The property of having the resistance of a memristor changing depending on another variable (past current) means that a set of memristors tied with a crossbar could encode the weight of a neural network by itself, whilst also performing the required computation. In which case data wouldn’t have to leave the memory to be processed leading to superior inference speed.

Matrix-matrix multiplications using memristors - CLICK to discover the magic behind

Matrix-vector multiplication can be implemented using crossbar arrays of memristors as shown in the figure below.

Crossbar array of memristors (source: Neuromorphic Circuit Simulation with Memristors: Design and Evaluation Using MemTorch for MNIST and CIFAR)

Recall from linear algebra that:

The matrix-vector multiplication consists in computing Y = A × X, where A is a matrix, X is a vector and thus Y is a vector. Each coordinate of Y is a sum of the coordinates of X weighted by the coefficients of A.
For example, if X is a two-dimension vector, and A is a 2x2 matrix, then the first coordinate of Y noted y₁ = a₁₁ × x₁ + a₁₂ × x₂, where x₁ and x₂ are the coordinates of X, and a₁₁ and a₁₂ the coefficients of the first line of the matrix A.

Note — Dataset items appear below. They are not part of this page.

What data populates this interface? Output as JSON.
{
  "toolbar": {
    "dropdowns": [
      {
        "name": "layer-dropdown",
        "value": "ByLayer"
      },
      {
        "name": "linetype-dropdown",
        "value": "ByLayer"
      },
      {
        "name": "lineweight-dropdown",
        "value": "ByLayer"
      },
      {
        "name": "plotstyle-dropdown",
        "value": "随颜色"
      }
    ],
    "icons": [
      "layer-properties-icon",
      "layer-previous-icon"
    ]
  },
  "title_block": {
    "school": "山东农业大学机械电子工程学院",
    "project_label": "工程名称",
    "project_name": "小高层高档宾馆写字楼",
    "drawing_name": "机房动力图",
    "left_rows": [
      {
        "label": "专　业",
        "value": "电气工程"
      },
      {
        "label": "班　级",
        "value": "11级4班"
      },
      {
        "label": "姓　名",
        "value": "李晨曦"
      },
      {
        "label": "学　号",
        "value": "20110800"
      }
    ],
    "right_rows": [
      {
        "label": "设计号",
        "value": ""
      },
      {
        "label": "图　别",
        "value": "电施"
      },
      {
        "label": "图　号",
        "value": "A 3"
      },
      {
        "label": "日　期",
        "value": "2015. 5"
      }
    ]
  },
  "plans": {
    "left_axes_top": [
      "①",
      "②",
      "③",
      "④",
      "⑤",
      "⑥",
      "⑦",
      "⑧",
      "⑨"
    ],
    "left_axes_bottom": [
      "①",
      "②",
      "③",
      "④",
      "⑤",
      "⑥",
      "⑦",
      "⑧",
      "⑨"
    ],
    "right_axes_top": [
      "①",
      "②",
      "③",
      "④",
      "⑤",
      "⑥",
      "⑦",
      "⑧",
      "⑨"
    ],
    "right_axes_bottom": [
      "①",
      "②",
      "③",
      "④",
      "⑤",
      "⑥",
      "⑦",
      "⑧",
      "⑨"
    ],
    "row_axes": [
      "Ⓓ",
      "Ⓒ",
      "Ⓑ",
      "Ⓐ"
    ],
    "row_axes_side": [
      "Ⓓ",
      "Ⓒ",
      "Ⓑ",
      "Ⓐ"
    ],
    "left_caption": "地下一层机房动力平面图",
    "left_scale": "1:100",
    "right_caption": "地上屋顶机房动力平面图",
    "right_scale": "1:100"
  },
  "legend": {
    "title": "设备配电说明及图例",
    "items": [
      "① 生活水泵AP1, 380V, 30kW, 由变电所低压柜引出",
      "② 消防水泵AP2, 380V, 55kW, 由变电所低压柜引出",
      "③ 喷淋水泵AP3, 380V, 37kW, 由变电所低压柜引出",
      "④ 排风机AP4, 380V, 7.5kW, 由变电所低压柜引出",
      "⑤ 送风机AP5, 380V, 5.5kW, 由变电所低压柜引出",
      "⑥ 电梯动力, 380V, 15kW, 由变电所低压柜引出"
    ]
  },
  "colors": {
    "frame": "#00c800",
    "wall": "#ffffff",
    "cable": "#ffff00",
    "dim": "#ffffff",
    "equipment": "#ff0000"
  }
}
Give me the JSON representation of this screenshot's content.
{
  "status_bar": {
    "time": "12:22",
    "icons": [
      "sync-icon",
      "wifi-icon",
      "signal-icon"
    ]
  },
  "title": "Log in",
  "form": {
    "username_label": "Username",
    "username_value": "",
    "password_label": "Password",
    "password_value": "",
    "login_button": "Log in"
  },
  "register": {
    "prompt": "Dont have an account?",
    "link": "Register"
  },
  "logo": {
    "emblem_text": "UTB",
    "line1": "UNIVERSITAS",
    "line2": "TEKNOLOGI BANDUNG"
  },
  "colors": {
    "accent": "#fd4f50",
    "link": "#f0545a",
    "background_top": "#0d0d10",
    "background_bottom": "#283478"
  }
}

Also recall from electronics fundamentals that:

The current through a memristor is equal to the voltage across its terminal times its conductance (called memductance for memristors), which is the inverse of the memristance (current = memductance x voltage <=> voltage = memristance x current).
The total current in a wire is the sum of all currents entering that wire (think of it as multiple streams converging into a big river).

So, a practical analog implementation can be performed as follows:
Since,

(a) the current through the memristor is equal to the voltage across its terminal times its conductance (Iₖ = Gₖ × Vₖ);
(b) the total current is the sum of all currents (I = I₁ + I₂).

If,

(c) the weights of the neural networks are encoded in the memristor’s conductance (G₁, G₂);
(d) the tensor values are coded by the voltage applied to each memristor (V₁, V₂).

Then,

the total current I is the result of the desired matrix-vector multiplication.
I = I₁ + I₂ = V₁ × G₁ + V₂ × G₂.

Also, memristors can be used directly to build neuromorphic circuits, thus allowing for analog neural networks.

Because of those advantages, ReRAM research is currently experiencing a revival, with upcoming hardware for AI clusters where the data density allows for large models but also in smaller “edge” and “in-devices” AI accelerators where the energy savings of in-memory computing are advantageous. High Performance Computing (HPC) may also benefit from this emerging technology since - like with AI - linear systems are heavily used in HPC.

This shows in the current panel of companies working on ReRAM, from established players like HP, Samsung, Micron, SK Hynix, Rambus but also newer companies like Crossbar, 4DS Memory or WeebitNano. They offer very different product ranges from ultra low power embedded systems with radiation hardening to high-density enterprise storage solutions, but also AI inference acceleration.